Wednesday, April 1, 2015

Are you an island?

Yesterday I sat in a room at the Gates Foundation where I listened to my new friend Ian Simoy talk about how the experience of teaching can be isolating and make educators feel like they're living on an island. Then someone remarks how he really is an island; Ian lives in Oahu.
Me looking crazy with Ian Simoy
and Joan Hurley

But Ian does not manifest island-ness. No, he is connected and networked with educators from across the country.

I began my own teaching career 1994 in Nepal in the Peace Corps working in a tiny village cut off from the modern world. In all ways I was the proverbial island Ian spoke about yesterday. But being alone in a village where I had to make it or break it gave me the fortitude to understand that my experience there depended solely on me.

My failures were completely mine. My successes were too. My life-changing epiphany came when I realized that I could bring other people into the success I was trying to create for myself.

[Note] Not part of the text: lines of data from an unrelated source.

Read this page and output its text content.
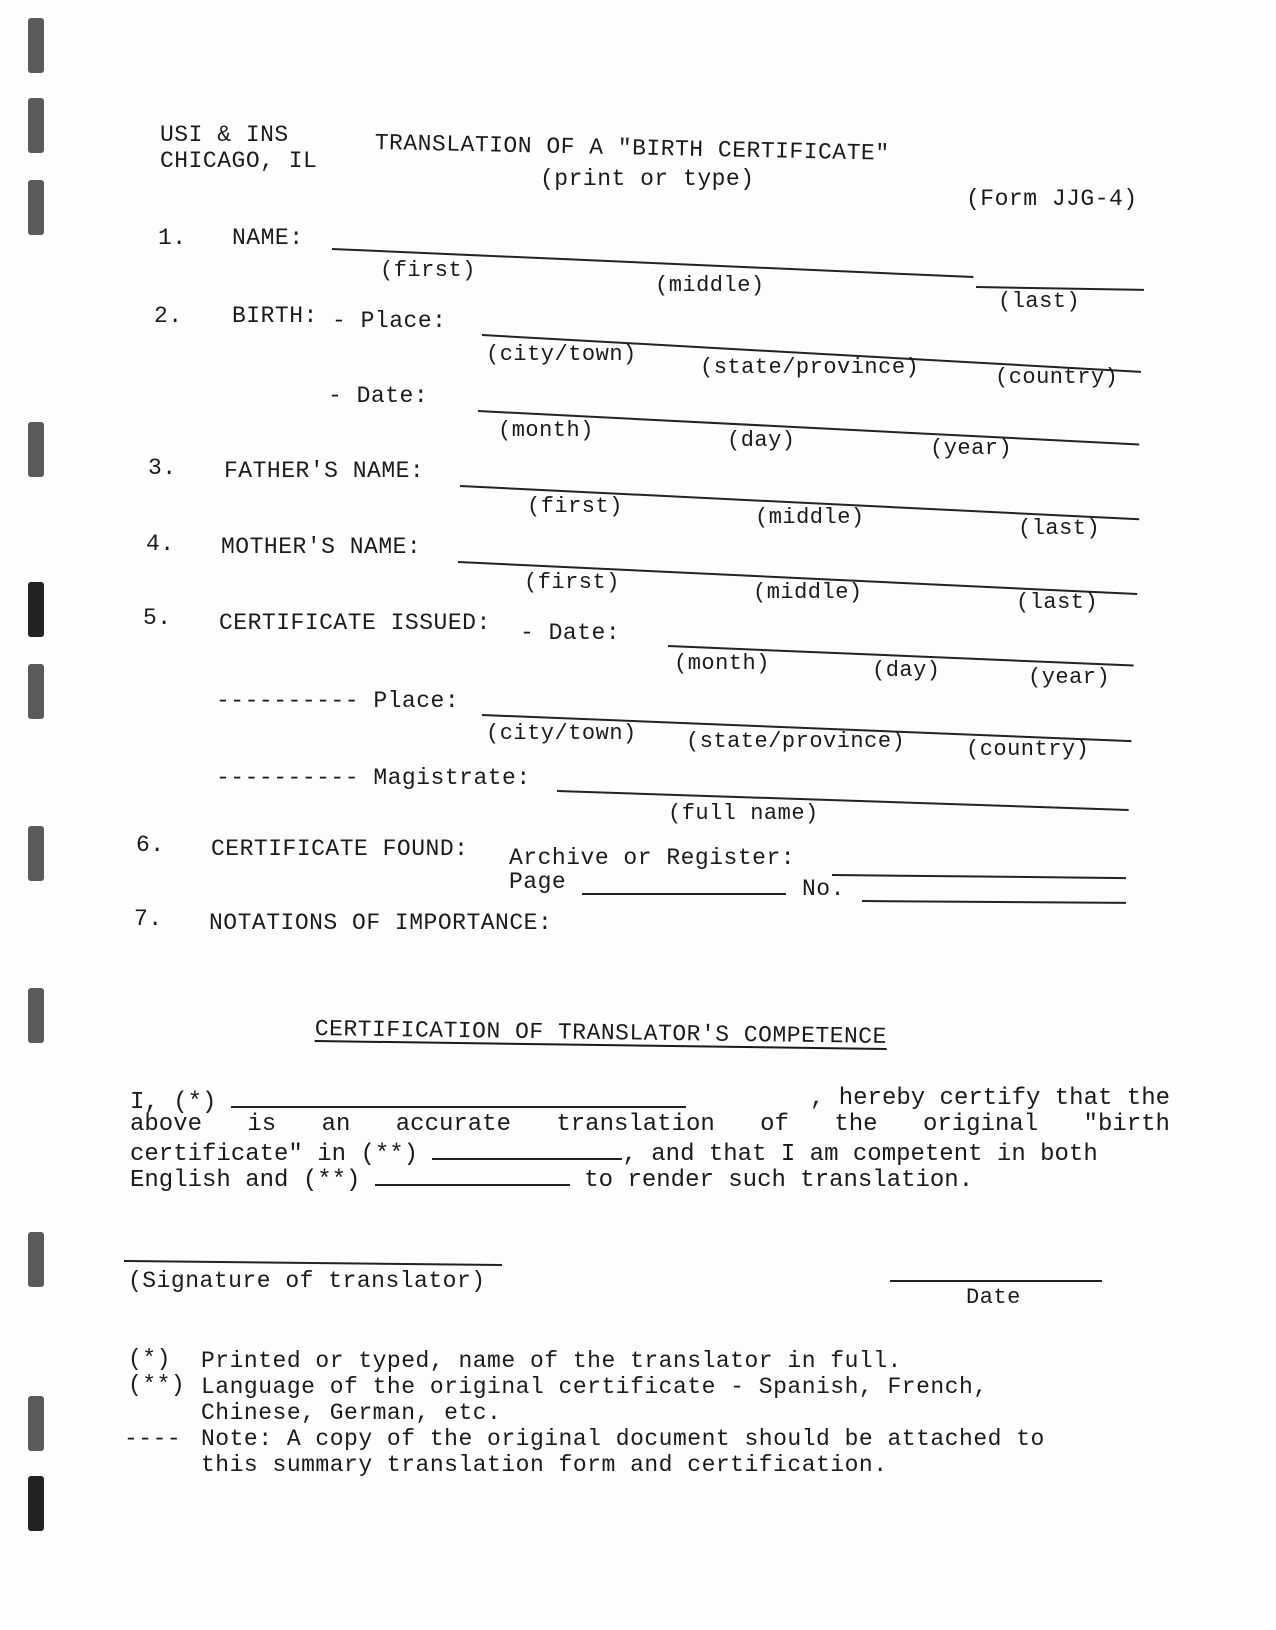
USI & INS
CHICAGO, IL TRANSLATION OF A "BIRTH CERTIFICATE"
(print or type)
(Form JJG-4)
1. NAME:
(first)
(middle)
(last)
2. BIRTH: - Place:
(city/town)
(state/province)	(country)
- Date:
(month)	(day)	(year)
3. FATHER'S NAME:
(first)	(middle)	(last)
4. MOTHER'S NAME:
(first)	(middle)	(last)
5. CERTIFICATE ISSUED: - Date:
(month)	(day)	(year)
---------- Place:
(city/town) (state/province)	(country)
---------- Magistrate:
(full name)
6. CERTIFICATE FOUND: Archive or Register:
Page	No.
7. NOTATIONS OF IMPORTANCE:
CERTIFICATION OF TRANSLATOR'S COMPETENCE
I, (*)	, hereby certify that the
above is an accurate translation of the original "birth
certificate" in (**)	, and that I am competent in both
English and (**)	to render such translation.
(Signature of translator)
Date
(*) Printed or typed, name of the translator in full.
(**) Language of the original certificate - Spanish, French,
Chinese, German, etc.
---- Note: A copy of the original document should be attached to
this summary translation form and certification.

This is when I began listening. Listening to my villagers, listening to my family members. Yes, I needed to listen to get the language down, but I have brought this home with me.

Listening to people about their experiences has brought me to every great teaching epiphany I have ever had. I never imagined when I began my career I would still rely on this epiphany that took me so long to learn: that I must listen to others, especially when they feel passionate about something. It might lead some really great places.